After a hard-fought election campaign, costing well in excess of US$2 billion, it seems to many observers that not much has changed in US politics: US President Barack Obama is still in office, the Republicans still control the House of Representatives, and the Democrats still have a majority in the Senate. With the US facing a “fiscal cliff,” automatic tax increases and spending cuts at the start of next year that will likely drive the economy into recession unless bipartisan agreement on an alternative fiscal path is reached, could there be anything worse than continued political gridlock?
In fact, the election had several salutary effects — beyond showing that unbridled corporate spending could not buy an election, and that demographic changes in the US might doom Republican extremism. The Republicans’ explicit campaign of disenfranchisement in some states — like Pennsylvania, where they tried to make it more difficult for African-Americans and Latinos to register to vote — backfired: Those whose rights were threatened were motivated to turn out and exercise them. In Massachusetts, Elizabeth Warren, a Harvard law professor and tireless warrior for reforms to protect ordinary citizens from banks’ abusive practices, won a seat in the Senate.
Some of former Republican presidential candidate Mitt Romney’s advisers seemed taken aback by Obama’s victory: Was the election not supposed to be about economics? They were confident that US citizens would forget how the Republicans’ deregulatory zeal had brought the economy to the brink of ruin, and that voters had not noticed how their intransigence in Congress had prevented more effective policies from being pursued in the wake of the 2008 crisis. Voters, they assumed, would focus only on the current economic malaise.
The Republicans should not have been caught off-guard by US citizens’ interest in issues like disenfranchisement and gender equality.
While these issues strike at the core of a country’s values — of what we mean by democracy and limits on government intrusion into individuals’ lives — they are also economic issues. As I explain in my book The Price of Inequality, much of the rise in US economic inequality is attributable to a government in which the rich have disproportionate influence — and use that influence to entrench themselves. Obviously, issues like reproductive rights and gay marriage have large economic consequences as well.
In terms of US economic policy for the next four years, the main cause for post-election celebration is that measures have been avoided that would have pushed it closer to recession, increased inequality, imposed further hardship on the elderly, and impeded access to healthcare for millions of the population.
Beyond that, here is what Americans should hope for: a strong “jobs” bill — based on investments in education, healthcare, technology, and infrastructure — that would stimulate the economy, restore growth, reduce unemployment, and generate tax revenues far in excess of its costs, thus improving the country’s fiscal position. They might also hope for a housing program that finally addresses the foreclosure crisis occurring in the US.
A comprehensive program to increase economic opportunity and reduce inequality is also needed — its goal being to remove, within the next decade, US distinction as the advanced country with the highest inequality and the least social mobility. This implies, among other things, a fair tax system that is more progressive and eliminates the distortions and loopholes that allow speculators to pay taxes at a lower effective rate than those who work for a living, and that enable the rich to use the Cayman Islands to avoid paying their fair share.
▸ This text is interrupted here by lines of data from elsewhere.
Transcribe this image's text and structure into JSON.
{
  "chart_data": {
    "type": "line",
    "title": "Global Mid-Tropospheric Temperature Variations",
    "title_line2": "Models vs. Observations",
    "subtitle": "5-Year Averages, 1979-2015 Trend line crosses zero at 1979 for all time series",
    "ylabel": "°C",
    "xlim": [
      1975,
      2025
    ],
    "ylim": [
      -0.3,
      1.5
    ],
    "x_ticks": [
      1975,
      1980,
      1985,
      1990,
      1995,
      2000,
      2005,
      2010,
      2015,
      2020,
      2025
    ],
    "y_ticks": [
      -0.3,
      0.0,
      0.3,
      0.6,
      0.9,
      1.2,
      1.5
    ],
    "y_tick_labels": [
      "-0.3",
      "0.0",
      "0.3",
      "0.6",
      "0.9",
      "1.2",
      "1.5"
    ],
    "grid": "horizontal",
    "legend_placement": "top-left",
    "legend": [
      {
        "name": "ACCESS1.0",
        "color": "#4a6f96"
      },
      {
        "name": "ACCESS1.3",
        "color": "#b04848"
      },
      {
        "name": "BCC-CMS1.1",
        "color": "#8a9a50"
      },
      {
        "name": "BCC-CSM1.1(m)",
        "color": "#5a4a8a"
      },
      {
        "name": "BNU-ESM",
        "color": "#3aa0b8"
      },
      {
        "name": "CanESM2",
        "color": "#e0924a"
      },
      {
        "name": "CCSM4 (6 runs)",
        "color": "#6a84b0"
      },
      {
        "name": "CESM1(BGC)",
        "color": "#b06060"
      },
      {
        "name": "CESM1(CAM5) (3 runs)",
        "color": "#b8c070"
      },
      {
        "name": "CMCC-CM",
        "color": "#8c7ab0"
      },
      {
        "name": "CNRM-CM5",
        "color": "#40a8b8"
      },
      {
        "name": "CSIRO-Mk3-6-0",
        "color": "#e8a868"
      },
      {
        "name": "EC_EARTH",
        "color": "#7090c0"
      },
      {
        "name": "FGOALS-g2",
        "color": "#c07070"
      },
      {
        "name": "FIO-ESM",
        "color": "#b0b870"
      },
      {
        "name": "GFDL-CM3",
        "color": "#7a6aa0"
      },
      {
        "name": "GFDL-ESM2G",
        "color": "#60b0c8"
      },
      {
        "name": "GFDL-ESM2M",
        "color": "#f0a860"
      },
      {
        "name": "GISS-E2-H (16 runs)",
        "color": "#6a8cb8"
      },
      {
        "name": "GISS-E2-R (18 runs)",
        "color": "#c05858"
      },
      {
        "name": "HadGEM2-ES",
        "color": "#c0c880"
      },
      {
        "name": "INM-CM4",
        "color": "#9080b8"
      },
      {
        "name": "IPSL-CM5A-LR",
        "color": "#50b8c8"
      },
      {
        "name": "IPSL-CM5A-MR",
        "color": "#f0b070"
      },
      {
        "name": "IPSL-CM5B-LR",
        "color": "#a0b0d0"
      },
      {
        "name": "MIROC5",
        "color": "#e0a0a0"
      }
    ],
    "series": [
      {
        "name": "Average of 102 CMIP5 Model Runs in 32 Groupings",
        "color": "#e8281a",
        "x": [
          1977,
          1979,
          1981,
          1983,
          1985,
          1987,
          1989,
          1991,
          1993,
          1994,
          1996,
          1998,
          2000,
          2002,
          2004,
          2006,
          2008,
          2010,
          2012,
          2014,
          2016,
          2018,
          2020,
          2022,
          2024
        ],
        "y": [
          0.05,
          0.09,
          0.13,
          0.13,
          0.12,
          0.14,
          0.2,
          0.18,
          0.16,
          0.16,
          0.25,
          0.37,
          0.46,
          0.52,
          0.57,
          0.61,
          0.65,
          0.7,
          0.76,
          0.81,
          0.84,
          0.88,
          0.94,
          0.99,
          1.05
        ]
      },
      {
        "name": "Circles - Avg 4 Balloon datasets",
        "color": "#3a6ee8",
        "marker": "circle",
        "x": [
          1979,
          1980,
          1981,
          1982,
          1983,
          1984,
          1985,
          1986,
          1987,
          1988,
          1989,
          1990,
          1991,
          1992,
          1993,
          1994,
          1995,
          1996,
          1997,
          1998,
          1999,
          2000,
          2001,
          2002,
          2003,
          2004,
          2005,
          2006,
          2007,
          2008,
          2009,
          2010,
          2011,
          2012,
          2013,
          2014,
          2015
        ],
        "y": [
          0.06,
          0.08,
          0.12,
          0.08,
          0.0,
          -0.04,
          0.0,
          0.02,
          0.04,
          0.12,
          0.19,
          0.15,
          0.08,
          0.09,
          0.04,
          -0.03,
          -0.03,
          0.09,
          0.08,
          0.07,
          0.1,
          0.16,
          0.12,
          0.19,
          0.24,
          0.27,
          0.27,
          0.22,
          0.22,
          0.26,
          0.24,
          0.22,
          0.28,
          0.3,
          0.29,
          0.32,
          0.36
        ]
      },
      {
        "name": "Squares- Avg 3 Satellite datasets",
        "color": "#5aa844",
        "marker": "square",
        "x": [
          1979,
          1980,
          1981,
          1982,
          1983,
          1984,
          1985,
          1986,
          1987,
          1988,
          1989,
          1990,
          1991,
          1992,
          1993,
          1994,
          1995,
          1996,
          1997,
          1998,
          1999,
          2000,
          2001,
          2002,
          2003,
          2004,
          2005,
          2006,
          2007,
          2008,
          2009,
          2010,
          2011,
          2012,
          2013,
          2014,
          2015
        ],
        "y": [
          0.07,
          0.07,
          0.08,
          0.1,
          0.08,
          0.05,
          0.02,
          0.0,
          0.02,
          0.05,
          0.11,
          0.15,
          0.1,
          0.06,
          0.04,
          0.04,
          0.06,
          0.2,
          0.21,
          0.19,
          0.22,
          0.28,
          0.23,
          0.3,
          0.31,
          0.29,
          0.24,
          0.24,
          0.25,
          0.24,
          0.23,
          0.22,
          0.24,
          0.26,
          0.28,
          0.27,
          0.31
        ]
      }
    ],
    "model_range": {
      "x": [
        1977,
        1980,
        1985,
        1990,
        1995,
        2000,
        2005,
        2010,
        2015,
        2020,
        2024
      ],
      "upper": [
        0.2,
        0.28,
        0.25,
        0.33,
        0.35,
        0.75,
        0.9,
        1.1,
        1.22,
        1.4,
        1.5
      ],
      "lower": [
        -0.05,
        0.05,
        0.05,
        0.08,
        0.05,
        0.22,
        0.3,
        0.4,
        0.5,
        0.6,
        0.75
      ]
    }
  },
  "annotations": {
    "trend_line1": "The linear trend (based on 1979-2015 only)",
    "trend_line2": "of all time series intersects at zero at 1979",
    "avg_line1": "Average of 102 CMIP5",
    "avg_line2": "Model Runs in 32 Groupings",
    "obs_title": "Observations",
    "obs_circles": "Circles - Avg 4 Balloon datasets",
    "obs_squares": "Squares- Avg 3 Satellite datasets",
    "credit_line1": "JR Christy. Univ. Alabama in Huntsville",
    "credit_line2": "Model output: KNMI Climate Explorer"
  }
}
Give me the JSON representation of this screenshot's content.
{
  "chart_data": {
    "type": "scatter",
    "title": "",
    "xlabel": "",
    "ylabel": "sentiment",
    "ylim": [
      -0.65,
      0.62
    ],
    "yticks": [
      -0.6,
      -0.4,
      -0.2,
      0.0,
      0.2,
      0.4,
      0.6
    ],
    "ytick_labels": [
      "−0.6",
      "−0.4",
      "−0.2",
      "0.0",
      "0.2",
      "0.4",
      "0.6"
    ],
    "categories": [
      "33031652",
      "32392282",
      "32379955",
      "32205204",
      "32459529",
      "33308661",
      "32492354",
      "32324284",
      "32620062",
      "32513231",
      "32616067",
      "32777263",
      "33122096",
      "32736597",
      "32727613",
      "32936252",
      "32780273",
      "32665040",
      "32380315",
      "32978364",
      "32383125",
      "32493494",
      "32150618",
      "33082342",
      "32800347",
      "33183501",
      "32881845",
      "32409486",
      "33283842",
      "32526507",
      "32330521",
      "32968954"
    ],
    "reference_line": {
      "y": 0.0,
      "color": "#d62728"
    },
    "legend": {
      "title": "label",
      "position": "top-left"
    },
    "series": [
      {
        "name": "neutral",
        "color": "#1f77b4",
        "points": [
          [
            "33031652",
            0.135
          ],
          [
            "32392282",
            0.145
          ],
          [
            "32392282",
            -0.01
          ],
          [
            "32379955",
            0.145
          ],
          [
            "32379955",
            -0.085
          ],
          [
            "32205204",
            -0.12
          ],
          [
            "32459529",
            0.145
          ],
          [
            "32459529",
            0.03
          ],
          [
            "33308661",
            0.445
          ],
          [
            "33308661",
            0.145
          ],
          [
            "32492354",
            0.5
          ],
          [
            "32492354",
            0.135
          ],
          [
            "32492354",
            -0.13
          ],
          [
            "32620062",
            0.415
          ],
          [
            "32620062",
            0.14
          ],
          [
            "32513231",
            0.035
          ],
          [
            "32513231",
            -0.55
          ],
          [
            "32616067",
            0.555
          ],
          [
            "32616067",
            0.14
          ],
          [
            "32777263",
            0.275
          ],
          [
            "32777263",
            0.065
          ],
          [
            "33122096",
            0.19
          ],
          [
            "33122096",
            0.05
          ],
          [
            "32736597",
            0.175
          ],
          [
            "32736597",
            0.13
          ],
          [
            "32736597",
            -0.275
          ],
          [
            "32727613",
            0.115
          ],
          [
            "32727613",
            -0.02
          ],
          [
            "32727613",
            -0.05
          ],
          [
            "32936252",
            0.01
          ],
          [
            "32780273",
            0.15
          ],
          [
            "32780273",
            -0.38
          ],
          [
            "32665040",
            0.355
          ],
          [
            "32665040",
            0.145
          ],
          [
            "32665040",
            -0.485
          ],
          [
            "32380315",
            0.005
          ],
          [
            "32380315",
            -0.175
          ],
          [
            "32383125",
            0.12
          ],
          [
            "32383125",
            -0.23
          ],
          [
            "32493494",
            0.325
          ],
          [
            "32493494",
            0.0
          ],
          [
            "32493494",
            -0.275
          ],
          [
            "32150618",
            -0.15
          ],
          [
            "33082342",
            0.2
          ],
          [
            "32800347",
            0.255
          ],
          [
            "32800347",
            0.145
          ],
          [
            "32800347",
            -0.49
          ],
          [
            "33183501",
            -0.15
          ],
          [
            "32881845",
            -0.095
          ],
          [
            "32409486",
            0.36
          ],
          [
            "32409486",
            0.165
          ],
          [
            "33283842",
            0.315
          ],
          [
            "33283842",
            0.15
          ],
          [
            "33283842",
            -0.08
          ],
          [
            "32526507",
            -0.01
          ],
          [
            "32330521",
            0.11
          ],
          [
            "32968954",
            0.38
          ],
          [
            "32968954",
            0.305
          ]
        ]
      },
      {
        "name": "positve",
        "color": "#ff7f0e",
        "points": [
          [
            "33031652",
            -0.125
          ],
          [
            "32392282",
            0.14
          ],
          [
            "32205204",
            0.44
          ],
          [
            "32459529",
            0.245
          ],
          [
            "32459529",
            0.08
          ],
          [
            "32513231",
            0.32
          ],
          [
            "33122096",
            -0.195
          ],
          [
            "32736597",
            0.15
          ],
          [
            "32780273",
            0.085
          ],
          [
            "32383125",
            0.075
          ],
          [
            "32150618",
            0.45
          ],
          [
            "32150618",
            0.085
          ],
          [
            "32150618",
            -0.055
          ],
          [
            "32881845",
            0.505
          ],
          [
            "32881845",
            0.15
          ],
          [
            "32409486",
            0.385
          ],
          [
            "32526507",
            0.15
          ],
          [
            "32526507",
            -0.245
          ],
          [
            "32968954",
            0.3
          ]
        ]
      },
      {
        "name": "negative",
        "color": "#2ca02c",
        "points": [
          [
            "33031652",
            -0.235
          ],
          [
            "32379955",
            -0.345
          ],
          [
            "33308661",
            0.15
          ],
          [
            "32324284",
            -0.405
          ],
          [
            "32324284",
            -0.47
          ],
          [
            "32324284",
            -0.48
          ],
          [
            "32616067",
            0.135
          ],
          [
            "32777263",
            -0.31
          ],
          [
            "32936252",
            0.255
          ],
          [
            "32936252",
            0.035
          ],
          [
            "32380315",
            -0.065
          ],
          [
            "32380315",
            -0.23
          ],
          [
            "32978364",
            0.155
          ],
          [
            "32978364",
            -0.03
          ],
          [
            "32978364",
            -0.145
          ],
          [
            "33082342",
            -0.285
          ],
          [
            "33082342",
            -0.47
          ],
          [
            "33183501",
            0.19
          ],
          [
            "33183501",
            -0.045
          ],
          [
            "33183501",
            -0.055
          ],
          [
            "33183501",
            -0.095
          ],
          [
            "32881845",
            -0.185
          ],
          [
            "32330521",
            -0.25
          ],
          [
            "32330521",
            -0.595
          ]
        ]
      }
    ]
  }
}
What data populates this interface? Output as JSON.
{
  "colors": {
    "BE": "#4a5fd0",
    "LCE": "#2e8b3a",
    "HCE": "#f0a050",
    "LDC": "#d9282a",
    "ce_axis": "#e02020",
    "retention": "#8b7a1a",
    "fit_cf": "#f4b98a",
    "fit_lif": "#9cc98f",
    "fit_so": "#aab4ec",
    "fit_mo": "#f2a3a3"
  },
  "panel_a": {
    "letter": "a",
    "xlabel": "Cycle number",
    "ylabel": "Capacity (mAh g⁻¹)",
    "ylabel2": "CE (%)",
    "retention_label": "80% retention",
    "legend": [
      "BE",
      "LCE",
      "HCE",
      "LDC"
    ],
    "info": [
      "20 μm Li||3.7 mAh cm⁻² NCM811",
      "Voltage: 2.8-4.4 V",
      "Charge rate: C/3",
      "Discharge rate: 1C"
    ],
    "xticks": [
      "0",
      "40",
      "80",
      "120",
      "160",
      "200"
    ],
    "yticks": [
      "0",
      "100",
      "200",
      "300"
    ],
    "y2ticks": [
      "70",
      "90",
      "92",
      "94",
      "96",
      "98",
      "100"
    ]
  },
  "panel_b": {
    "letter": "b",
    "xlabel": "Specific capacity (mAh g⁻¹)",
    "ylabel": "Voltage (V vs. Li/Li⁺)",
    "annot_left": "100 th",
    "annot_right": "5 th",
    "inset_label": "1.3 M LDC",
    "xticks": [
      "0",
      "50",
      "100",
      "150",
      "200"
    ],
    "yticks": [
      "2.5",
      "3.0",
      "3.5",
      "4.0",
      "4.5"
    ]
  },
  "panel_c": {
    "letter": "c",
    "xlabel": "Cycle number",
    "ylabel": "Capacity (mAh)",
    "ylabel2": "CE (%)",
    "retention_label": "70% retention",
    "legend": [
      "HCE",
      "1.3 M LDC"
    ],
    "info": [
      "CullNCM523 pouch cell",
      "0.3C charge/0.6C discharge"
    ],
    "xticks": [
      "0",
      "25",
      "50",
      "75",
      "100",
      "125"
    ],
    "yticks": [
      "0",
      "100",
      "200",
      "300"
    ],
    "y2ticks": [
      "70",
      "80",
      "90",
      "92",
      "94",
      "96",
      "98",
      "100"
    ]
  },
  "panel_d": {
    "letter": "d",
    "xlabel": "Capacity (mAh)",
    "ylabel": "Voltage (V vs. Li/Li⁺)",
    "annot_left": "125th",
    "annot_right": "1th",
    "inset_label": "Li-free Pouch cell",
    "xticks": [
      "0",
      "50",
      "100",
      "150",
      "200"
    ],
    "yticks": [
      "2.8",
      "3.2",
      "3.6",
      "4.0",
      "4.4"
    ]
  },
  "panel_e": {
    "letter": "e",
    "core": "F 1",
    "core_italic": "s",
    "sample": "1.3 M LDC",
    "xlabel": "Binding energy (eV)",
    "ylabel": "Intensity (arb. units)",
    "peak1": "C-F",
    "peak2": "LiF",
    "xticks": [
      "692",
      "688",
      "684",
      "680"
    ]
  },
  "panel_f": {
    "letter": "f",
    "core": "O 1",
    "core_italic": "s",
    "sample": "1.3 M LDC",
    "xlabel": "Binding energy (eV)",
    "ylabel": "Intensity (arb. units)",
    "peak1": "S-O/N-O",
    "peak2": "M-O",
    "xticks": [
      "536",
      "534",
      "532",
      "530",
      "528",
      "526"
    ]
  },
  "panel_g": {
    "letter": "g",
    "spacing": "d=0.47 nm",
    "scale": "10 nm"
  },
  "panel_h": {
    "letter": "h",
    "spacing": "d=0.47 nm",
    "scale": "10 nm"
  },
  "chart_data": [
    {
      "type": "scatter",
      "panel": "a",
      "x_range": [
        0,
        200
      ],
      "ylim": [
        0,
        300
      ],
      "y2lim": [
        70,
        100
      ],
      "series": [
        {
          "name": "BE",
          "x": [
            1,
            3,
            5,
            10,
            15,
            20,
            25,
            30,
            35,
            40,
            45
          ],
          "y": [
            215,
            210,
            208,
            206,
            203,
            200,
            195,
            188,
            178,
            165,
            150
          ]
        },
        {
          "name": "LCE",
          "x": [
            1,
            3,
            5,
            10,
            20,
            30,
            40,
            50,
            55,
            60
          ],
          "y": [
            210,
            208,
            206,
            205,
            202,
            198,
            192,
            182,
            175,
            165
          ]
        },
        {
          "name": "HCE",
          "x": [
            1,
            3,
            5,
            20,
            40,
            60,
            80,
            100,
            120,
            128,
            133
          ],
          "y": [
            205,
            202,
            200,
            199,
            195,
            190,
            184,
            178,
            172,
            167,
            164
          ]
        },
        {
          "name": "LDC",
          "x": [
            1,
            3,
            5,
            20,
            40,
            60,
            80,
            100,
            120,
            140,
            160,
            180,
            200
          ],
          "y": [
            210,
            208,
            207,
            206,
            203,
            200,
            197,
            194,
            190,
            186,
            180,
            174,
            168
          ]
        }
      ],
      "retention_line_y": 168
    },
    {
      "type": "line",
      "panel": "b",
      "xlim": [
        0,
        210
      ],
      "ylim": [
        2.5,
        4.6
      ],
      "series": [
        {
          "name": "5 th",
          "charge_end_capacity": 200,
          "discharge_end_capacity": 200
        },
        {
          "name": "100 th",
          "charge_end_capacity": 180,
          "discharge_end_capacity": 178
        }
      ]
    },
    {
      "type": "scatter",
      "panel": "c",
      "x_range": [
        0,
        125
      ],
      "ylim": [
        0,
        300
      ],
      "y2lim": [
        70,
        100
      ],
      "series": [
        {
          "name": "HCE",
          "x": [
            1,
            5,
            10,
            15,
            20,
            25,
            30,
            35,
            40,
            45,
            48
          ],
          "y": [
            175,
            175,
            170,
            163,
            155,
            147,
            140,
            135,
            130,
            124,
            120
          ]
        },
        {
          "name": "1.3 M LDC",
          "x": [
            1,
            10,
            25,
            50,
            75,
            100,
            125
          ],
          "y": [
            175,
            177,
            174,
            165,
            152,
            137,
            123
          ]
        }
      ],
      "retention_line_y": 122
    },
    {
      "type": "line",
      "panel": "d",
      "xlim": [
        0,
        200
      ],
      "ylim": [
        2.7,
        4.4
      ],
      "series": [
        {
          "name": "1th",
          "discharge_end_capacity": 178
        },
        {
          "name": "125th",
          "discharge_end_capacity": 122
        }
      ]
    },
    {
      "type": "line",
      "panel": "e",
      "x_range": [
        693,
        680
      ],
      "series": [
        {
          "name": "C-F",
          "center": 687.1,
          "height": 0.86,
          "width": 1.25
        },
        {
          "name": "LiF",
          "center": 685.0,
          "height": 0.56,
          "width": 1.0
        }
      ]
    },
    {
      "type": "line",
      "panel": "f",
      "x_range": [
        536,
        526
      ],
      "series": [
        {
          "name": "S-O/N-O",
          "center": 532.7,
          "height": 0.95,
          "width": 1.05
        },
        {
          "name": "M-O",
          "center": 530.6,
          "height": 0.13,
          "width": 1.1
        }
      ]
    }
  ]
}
The US, and the world, would also benefit from a US energy policy that reduces reliance on imports by increasing domestic production, while also cutting consumption, and recognizes the risks posed by global warming. Moreover, US science and technology policy must reflect an understanding that long-term increases in living standards depend upon productivity growth, which reflects technological progress that assumes a solid foundation of basic research.
Finally, the US needs a financial system that serves all of society, rather than operating as if it were an end in itself. That means that the system’s focus must shift from speculative and proprietary trading to lending and job creation, which implies reforms of financial-sector regulation, and of anti-trust and corporate-governance laws, together with adequate enforcement to ensure that markets do not become rigged casinos.
Globalization has made all countries more interdependent, in turn requiring greater global cooperation. We might hope that the US will show more leadership in reforming the global financial system by advocating for stronger international regulation, a global reserve system, and better ways to restructure sovereign debt: in addressing global warming, in democratizing the international economic institutions, and in providing assistance to poorer countries.
Americans should hope for all of this, though I am not sanguine that they will get much of it. More likely, the US will muddle through: here another little program for struggling students and homeowners, there the end of former US president George W. Bush’s tax cuts for millionaires, yet with no wholesale tax reform, serious cutbacks in defense spending, or significant progress on global warming.
With the euro crisis likely to continue unabated, the continuing malaise of the US does not bode well for global growth. Even worse, in the absence of strong US leadership, longstanding global problems, from climate change to urgently needed reforms of the international monetary system, will continue to fester. Nonetheless, we should be grateful: It is better to be standing still than it is to be heading in the wrong direction.
Joseph Stiglitz, a Nobel laureate in economics, is University Professor at Columbia University.